As an example, Canterbury has now two PCNs: Canterbury North and Canterbury South. The north has four practices, the Health Centre, Northgate, the Old School and Sturry Surgery and the south has three – the Canterbury Medical Practice, the New Dover Road and the University Medical Practice.
The only significant change to the previous structure, however, is the creation of the Canterbury Medical Practice which last year formed itself from four smaller surgeries and will work from three separate premises about three miles apart. The seven practices in the two PCNs will still retain their autonomy and be financially separate from each other. I would imagine this hotchpotch is replicated throughout the whole of England. Whether in time this new structure will have any function different from that which currently exists, remains to be seen.

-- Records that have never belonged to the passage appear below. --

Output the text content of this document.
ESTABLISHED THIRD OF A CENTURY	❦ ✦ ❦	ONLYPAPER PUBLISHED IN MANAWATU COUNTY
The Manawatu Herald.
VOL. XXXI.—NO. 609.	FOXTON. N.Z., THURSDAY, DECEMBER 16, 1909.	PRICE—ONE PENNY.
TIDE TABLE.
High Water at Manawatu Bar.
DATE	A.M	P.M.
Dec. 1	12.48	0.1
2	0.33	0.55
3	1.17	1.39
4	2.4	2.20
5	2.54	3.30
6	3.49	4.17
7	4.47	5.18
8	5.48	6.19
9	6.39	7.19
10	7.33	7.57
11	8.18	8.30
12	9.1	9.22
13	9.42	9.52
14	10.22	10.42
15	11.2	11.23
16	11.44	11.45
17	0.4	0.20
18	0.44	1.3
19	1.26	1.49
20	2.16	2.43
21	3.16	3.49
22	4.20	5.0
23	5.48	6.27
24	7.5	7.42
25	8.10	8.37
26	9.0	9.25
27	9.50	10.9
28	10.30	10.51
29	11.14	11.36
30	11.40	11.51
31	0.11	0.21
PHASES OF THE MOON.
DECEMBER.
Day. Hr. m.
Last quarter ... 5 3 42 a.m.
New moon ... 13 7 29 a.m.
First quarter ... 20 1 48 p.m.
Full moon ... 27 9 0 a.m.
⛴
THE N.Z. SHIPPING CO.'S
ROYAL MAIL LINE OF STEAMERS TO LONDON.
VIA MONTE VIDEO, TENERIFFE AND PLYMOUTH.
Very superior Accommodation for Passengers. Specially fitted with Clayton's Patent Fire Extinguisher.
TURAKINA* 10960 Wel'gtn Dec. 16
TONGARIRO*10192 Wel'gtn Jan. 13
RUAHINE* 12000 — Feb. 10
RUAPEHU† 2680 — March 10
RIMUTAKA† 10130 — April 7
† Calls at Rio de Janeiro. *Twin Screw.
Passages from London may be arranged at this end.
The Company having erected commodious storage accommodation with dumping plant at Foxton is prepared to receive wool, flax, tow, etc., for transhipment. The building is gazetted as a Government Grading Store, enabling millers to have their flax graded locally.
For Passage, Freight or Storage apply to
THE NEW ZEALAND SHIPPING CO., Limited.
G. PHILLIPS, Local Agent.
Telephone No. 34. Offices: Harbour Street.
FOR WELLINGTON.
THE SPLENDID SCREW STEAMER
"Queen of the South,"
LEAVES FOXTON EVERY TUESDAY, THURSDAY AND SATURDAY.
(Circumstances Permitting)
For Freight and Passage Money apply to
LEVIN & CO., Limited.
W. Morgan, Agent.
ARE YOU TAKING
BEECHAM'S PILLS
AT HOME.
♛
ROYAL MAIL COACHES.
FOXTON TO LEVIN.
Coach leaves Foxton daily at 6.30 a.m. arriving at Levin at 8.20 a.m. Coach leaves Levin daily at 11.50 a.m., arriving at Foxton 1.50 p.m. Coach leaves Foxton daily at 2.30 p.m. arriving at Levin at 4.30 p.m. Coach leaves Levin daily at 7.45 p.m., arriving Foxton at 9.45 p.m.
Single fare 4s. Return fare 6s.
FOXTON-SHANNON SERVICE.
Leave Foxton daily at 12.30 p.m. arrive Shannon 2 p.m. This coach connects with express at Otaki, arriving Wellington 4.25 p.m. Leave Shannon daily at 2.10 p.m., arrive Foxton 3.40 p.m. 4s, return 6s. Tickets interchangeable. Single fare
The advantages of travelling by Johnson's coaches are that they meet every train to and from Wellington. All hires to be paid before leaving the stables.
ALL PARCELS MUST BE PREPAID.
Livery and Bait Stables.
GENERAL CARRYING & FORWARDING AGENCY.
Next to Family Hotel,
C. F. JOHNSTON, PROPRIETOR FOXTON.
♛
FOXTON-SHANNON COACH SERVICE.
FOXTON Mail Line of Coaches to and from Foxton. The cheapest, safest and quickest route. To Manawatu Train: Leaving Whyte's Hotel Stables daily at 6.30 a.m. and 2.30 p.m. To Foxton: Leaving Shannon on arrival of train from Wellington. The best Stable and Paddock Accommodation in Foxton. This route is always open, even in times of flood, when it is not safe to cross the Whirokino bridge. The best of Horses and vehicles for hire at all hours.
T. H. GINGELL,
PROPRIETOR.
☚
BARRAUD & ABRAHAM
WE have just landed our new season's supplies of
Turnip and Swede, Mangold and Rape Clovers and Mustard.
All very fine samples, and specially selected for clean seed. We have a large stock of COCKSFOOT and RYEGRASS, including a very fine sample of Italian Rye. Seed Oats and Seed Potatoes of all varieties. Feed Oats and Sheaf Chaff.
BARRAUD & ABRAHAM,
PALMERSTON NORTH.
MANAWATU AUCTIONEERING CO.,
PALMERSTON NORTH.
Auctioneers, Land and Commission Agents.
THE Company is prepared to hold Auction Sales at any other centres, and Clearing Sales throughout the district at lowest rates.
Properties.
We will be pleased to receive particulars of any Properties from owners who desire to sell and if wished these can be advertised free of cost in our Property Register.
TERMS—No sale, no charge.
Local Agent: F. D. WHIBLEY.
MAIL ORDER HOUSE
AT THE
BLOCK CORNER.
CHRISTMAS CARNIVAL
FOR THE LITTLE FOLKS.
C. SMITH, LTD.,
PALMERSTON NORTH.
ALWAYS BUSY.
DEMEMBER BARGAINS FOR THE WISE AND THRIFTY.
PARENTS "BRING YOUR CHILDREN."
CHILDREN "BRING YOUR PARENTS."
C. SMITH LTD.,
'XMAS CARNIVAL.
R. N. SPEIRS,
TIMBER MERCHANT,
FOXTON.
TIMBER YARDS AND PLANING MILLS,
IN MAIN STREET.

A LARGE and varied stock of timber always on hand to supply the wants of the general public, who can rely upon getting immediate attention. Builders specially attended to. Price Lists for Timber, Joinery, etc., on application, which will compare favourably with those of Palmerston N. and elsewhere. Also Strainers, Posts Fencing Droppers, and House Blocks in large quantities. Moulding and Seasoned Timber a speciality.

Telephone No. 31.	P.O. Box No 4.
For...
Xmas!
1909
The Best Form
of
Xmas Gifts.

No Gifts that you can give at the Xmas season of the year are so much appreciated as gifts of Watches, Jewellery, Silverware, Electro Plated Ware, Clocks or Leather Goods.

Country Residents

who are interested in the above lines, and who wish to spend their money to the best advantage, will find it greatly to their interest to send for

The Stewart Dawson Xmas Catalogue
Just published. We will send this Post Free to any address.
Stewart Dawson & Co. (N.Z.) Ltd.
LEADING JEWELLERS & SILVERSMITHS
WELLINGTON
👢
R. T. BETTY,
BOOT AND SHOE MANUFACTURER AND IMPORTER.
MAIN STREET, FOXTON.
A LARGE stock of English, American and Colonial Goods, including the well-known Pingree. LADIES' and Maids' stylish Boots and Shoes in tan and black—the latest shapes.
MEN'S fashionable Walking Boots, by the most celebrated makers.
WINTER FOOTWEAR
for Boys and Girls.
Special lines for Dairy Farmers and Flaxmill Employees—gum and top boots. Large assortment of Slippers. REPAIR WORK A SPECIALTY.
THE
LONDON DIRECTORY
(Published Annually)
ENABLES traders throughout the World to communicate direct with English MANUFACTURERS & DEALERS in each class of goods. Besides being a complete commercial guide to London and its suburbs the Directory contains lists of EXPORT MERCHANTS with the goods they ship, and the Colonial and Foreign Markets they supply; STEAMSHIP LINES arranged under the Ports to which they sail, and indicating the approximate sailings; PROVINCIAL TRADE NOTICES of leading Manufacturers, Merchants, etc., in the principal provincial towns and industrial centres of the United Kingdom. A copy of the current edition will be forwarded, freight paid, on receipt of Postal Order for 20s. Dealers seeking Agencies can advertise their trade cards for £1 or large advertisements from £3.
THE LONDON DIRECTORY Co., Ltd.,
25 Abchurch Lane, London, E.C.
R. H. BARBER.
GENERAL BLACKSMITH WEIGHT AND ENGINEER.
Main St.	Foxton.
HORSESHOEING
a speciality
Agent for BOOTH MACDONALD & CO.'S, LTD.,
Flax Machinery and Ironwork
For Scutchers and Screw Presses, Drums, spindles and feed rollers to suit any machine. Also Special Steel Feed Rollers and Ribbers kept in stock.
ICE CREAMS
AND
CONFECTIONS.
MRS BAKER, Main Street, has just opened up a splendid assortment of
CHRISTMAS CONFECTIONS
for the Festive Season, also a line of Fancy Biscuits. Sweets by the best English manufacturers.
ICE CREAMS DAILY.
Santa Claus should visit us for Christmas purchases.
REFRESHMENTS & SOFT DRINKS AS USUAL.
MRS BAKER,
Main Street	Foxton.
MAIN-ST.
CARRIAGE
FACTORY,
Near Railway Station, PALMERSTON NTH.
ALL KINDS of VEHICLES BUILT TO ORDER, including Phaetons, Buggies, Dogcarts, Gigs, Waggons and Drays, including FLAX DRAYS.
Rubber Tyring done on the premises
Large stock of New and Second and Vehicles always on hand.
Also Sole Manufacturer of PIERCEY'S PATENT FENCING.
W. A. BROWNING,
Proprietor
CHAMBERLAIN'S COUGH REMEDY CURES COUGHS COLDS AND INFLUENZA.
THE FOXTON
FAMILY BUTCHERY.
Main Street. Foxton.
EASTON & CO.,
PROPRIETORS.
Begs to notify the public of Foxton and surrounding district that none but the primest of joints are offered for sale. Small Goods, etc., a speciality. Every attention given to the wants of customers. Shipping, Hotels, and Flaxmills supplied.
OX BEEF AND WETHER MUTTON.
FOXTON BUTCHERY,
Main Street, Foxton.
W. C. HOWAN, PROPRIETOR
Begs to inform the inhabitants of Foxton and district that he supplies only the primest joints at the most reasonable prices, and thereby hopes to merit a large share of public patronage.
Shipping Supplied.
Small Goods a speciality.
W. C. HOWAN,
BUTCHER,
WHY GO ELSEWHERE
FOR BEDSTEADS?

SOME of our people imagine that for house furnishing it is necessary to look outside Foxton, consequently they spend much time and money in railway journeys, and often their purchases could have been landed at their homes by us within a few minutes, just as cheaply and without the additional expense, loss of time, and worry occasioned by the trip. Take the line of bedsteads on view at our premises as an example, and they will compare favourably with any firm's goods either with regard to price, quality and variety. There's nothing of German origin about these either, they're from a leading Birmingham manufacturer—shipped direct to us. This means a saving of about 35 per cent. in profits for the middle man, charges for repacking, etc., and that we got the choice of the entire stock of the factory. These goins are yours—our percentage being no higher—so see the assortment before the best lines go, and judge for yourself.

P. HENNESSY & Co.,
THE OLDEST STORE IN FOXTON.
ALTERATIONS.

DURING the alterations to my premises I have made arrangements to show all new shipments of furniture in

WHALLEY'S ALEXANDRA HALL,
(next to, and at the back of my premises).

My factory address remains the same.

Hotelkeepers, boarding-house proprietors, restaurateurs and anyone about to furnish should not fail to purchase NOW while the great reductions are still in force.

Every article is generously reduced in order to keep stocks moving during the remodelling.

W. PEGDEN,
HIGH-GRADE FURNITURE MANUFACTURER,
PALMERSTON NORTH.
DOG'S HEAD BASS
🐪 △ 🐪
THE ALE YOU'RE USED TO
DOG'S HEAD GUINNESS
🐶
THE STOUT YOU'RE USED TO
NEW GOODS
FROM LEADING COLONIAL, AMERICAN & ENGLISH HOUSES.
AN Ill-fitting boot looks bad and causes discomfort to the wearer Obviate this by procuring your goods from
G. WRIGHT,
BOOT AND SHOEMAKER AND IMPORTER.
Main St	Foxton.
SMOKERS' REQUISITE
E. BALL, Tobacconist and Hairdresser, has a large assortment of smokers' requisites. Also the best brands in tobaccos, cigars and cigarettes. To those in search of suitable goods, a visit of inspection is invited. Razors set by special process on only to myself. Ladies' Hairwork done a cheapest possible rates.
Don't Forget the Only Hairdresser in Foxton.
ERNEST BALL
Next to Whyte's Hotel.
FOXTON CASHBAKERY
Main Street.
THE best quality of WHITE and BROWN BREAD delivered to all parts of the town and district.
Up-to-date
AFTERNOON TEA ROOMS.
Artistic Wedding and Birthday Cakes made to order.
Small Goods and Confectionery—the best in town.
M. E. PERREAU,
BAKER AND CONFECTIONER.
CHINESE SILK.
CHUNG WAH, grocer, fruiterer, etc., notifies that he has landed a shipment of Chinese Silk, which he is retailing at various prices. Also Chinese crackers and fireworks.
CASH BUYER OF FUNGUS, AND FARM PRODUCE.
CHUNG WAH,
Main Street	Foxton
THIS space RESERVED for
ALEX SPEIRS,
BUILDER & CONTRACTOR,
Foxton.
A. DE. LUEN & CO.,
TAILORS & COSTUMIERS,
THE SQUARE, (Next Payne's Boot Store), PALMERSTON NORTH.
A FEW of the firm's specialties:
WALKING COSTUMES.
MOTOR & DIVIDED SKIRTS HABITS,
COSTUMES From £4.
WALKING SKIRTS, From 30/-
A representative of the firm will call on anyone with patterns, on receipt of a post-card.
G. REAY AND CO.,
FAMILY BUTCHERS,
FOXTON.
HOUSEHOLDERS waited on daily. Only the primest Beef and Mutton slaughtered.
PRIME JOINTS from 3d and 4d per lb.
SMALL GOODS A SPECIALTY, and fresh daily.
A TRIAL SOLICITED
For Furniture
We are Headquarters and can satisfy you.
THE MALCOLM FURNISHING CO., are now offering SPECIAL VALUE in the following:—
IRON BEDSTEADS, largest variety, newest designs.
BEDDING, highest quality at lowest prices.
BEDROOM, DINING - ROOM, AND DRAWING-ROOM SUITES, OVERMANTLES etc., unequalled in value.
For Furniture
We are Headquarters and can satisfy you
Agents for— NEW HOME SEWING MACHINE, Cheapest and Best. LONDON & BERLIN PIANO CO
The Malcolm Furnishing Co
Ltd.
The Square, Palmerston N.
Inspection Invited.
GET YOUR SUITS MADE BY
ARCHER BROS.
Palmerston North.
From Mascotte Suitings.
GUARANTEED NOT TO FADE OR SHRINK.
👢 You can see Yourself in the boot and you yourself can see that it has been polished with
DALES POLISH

I doubt that patients seeking care from their own practice will be aware of any improvement in accessibility or clinical care as a result. Let us hope I am wrong.
The only autonomous PCN in the area of East Kent has been in existence as a single practice for over thirty of years and is in Whitstable. It is based at three sites: the old Whitstable Health Centre, Chestfield Medical Centre and the newly built Estuary View Polyclinic organised by Dr John Ribchester. The latter works as a minor accident, minor surgical, specialist referral and urgent care centre as well as offering normal general practice. It is well-organised and much appreciated by the patients who attend.

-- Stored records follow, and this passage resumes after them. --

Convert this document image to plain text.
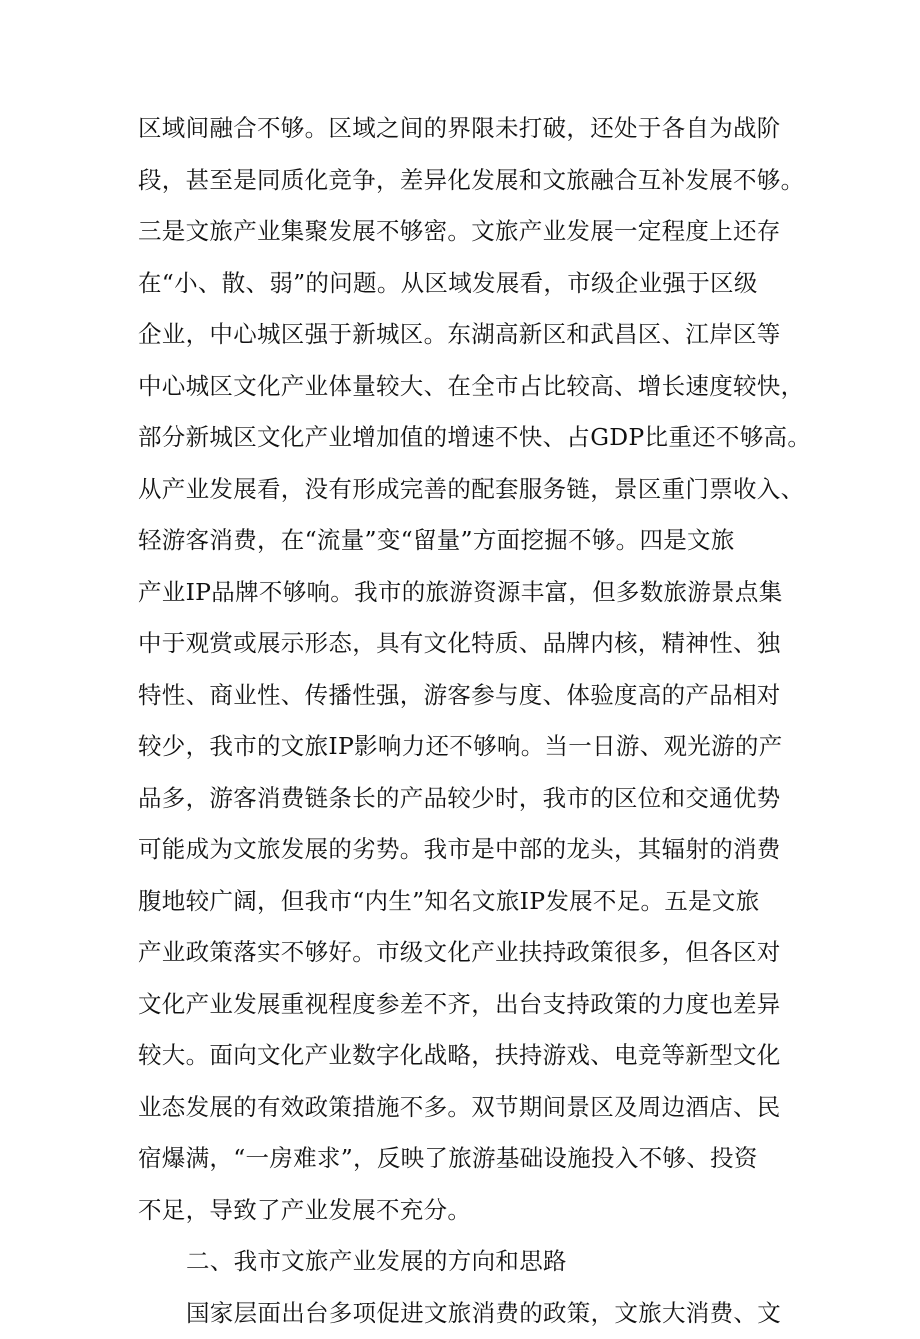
区域间融合不够。区域之间的界限未打破，还处于各自为战阶
段，甚至是同质化竞争，差异化发展和文旅融合互补发展不够。
三是文旅产业集聚发展不够密。文旅产业发展一定程度上还存
在“小、散、弱”的问题。从区域发展看，市级企业强于区级
企业，中心城区强于新城区。东湖高新区和武昌区、江岸区等
中心城区文化产业体量较大、在全市占比较高、增长速度较快，
部分新城区文化产业增加值的增速不快、占GDP比重还不够高。
从产业发展看，没有形成完善的配套服务链，景区重门票收入、
轻游客消费，在“流量”变“留量”方面挖掘不够。四是文旅
产业IP品牌不够响。我市的旅游资源丰富，但多数旅游景点集
中于观赏或展示形态，具有文化特质、品牌内核，精神性、独
特性、商业性、传播性强，游客参与度、体验度高的产品相对
较少，我市的文旅IP影响力还不够响。当一日游、观光游的产
品多，游客消费链条长的产品较少时，我市的区位和交通优势
可能成为文旅发展的劣势。我市是中部的龙头，其辐射的消费
腹地较广阔，但我市“内生”知名文旅IP发展不足。五是文旅
产业政策落实不够好。市级文化产业扶持政策很多，但各区对
文化产业发展重视程度参差不齐，出台支持政策的力度也差异
较大。面向文化产业数字化战略，扶持游戏、电竞等新型文化
业态发展的有效政策措施不多。双节期间景区及周边酒店、民
宿爆满，“一房难求”，反映了旅游基础设施投入不够、投资
不足，导致了产业发展不充分。
二、我市文旅产业发展的方向和思路
国家层面出台多项促进文旅消费的政策，文旅大消费、文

As with many such government initiatives, the white paper is full of aspiration but thin on detail. For example, it states “every part of the NHS, public health and social care systems should continue to seek ways to connect, communicate and collaborate”. To achieve this, the 135 CCGs will be replaced by 42 Integrated Care Systems, each established as collaborations between NHS providers, commissioners and local authorities. An ICS will be ”comprised of an ICS Health and Care Partnership, bringing together the NHS, local government and partners, and an ICS NHS Body. The ICS NHS will be responsible for the day to day running of the ICS”.
You could be forgiven for feeling unclear at this point about what exactly is being introduced, but further reading of the paper would leave you no more enlightened as it goes on to say:
“Measures will include reforms to the mandate to NHS England to allow for more flexibility of timing; the power to transfer functions between Arm’s Length Bodies and the removal of time limits on Special Health Authorities.”
Arm’s Length Bodies include Public Health England, National Institute for Clinical Excellence (NICE), NHS Digital, NHS Improvement and others.
Aneurin Bevan said in 1946:
“No one recognises more than does the Government … that no legislation… can ever give the public a greater health service unless the people who administer it, want to do it and are enthusiastic in doing it.”
Is the NHS staff now ready and willing to accept such reform after such a terrible year dealing with Covid? I doubt it.